I am having trouble proving the statement:
Let $$S = \{m + n\sqrt 2 : m, n \in\mathbb Z\}$$ Prove that for every $\epsilon > 0$, the intersection of $S$ and $(0, \epsilon)$ is nonempty.
I am having trouble proving the statement:
Let $$S = \{m + n\sqrt 2 : m, n \in\mathbb Z\}$$ Prove that for every $\epsilon > 0$, the intersection of $S$ and $(0, \epsilon)$ is nonempty.
Hint: $|\sqrt2 -1|<1/2$, so as $n\to\infty$ we have that $(\sqrt2-1)^n\to ?$ In addition to that use the fact that the set $S$ is a ring, i.e. closed under multiplication and addition.
Suppose not, so that
there exists an $\varepsilon>0$ such that $(0,\varepsilon)\cap S=\emptyset$. $\qquad\qquad\qquad(\star)$
It follows that $\alpha=\inf S\cap(0,+\infty)$ is a positive number.
the one and only element of $S$ which is in $[0,\alpha)$ is $0$.
I claim that $\alpha\in S$. Indeed, suppose not and let $\alpha=\inf S\cap(0,+\infty)$. The hypothesis implies that $\alpha>0$, and the choice of $\alpha$ implies that there exists elements $s$, $t\in S\cap(0,+\infty)$ such that $$\alpha\leq s<t\leq(1+\tfrac14)\alpha.$$ Then $u=t-s$ is an element of $S$ (because $S$ is closed under addition) such that $0<u\leq\tfrac14\alpha<\alpha$. This is absurd so we must have $\alpha\in S$, as I claimed.

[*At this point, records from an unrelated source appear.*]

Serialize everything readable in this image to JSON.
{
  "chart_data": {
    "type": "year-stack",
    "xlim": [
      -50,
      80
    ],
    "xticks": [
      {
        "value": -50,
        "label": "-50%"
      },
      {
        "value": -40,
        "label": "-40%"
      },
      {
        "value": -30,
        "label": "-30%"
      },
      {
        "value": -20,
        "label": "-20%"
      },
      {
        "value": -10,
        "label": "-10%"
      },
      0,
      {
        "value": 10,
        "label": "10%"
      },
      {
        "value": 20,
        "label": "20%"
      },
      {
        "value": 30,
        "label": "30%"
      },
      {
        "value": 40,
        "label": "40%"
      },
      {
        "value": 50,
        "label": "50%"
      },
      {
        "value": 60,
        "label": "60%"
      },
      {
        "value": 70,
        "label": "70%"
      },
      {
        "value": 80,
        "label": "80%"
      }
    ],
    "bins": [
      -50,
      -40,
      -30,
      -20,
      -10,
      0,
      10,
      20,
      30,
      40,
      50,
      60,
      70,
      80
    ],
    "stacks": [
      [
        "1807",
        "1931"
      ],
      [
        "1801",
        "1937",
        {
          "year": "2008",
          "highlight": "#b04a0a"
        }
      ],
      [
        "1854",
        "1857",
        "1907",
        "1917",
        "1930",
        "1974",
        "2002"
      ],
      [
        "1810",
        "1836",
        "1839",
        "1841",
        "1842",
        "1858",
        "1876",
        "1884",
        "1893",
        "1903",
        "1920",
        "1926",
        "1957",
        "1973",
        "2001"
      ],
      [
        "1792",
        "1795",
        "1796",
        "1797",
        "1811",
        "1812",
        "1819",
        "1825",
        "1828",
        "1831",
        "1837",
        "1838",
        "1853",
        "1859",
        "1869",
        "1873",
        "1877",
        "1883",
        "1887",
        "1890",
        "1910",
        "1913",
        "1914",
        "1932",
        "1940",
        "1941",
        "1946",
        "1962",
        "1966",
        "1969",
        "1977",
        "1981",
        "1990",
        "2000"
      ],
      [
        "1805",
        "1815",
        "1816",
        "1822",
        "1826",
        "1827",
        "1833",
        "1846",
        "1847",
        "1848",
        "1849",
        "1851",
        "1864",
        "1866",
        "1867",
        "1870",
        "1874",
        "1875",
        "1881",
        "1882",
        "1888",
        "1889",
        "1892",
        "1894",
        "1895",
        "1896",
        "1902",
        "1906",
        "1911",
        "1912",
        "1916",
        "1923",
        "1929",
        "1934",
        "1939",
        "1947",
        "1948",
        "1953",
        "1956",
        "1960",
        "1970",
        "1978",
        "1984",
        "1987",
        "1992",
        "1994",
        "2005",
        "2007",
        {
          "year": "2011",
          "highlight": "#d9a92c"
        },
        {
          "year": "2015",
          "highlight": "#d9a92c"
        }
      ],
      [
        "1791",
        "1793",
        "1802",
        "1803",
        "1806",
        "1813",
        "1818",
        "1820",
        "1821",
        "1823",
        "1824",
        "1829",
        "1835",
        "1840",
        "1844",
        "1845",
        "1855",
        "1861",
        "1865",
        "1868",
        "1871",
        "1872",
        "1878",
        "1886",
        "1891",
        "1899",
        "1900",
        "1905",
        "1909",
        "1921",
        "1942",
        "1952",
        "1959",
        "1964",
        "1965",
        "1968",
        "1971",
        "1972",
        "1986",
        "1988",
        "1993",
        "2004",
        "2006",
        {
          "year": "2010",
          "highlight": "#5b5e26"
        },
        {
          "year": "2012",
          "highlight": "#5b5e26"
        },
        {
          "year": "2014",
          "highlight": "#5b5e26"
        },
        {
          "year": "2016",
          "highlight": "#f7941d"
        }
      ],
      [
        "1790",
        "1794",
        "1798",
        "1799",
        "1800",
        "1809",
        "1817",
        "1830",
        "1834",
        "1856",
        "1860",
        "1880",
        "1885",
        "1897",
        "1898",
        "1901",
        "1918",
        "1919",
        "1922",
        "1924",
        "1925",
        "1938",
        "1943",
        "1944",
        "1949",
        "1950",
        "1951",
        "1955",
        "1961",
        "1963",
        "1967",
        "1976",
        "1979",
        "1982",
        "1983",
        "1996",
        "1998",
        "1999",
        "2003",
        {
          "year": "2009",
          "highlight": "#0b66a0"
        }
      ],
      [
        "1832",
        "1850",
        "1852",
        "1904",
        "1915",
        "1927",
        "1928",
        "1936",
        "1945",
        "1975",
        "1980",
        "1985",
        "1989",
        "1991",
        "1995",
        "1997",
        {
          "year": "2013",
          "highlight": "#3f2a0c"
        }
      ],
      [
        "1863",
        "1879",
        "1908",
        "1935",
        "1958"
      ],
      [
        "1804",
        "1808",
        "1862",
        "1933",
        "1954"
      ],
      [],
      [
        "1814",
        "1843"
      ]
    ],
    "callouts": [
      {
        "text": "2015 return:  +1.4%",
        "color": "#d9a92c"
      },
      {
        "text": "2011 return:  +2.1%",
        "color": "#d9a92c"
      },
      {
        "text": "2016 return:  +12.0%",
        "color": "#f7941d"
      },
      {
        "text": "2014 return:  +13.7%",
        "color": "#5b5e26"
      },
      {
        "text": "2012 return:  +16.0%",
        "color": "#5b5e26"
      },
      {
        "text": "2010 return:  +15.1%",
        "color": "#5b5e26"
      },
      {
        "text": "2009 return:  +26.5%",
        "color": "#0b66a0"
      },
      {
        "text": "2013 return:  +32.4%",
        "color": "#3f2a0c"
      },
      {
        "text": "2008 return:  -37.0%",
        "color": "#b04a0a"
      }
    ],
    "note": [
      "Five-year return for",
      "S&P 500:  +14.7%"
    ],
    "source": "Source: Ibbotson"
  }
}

Let $s\in S\cap(0,+\infty)$ and let $n=\lfloor s/\alpha\rfloor$ be the largest integer which is less than $s/\alpha$. Then $n\alpha\leq s<(n+1)\alpha$, so that $0\leq s-n\alpha <\alpha$. This tells us that $s-n\alpha$, which is an element of $S$, is in $[0,\alpha)$. The choice of $\alpha$ implies that we must then have $s-n\alpha=0$, that is, $s=n\alpha$. We conclude that every positive element of $S$ is an integer multiple of $\alpha$.
In particular, since $1\in S$ and $\sqrt2\in S$, there exists integers $n$ and $m$ such that $1=n\alpha$ and $\sqrt2=m\alpha$. But then $\sqrt2=\frac{\sqrt2}{1}=\frac{m\alpha}{n\alpha}=\frac mn\in\mathbb Q.$ This is absurd, and we can thus conclude that $(\star)$ is an untenable hypothesis.
Taking a step into generalization, it is true that every additive subgroup $G$ of $\mathbb R$ is either discrete or dense. This can be proved by considering $\alpha = \inf \{ x \in G : x>0 \}$. Then $G$ is discrete iff $\alpha >0$, in which case $G=\alpha \mathbb Z$. In your case, Jyrki's suggestion implies that $\alpha=0$ and so $S$ is dense.
Let$\epsilon>0$,Let $x\in\mathbb{R}$ $x-m-\epsilon<x-m+\epsilon$ between any two reals there are infinitely many rationals. $\frac{x-m-\epsilon}{\sqrt{2}|q|}<\frac{p}{q}<\frac{x-m+\epsilon}{\sqrt{2}|q|}$ therefore $$(x-\epsilon,x+\epsilon)$$ contains the member of the given set.
we know: $\sqrt{2}-1<1 $ so $ (\sqrt{2}-1)^n \rightarrow 0$ so for any $\epsilon > 0$ there exist $N$ such that $n\geq N \Rightarrow (\sqrt{2}-1)^n < \epsilon$
so: $(\sqrt{2}-1)^N < \epsilon$, but we know: \begin{align} (\sqrt{2}-1)^N = \sum_{i=0}^N{2^{i/2}(-1)^{N-i}} = \sum_{i \text{ Odd}} + \sum_{i \text{ Even}} {2^{i/2}(-1)^{N-i}} \end{align} but for Even i's above sum is an integer and for Odd i's is equal to $m\sqrt{2}$ for some integer $m$, so: $(\sqrt{2}-1)^N = n+m\sqrt{2}$ for some integer's $m,n$, but $0<(\sqrt{2}-1)^N < \epsilon$
so for any $\epsilon > 0$, exist $s\in S , s=m+n\sqrt{2}$ such that $s \in (0,\epsilon)$ as desired.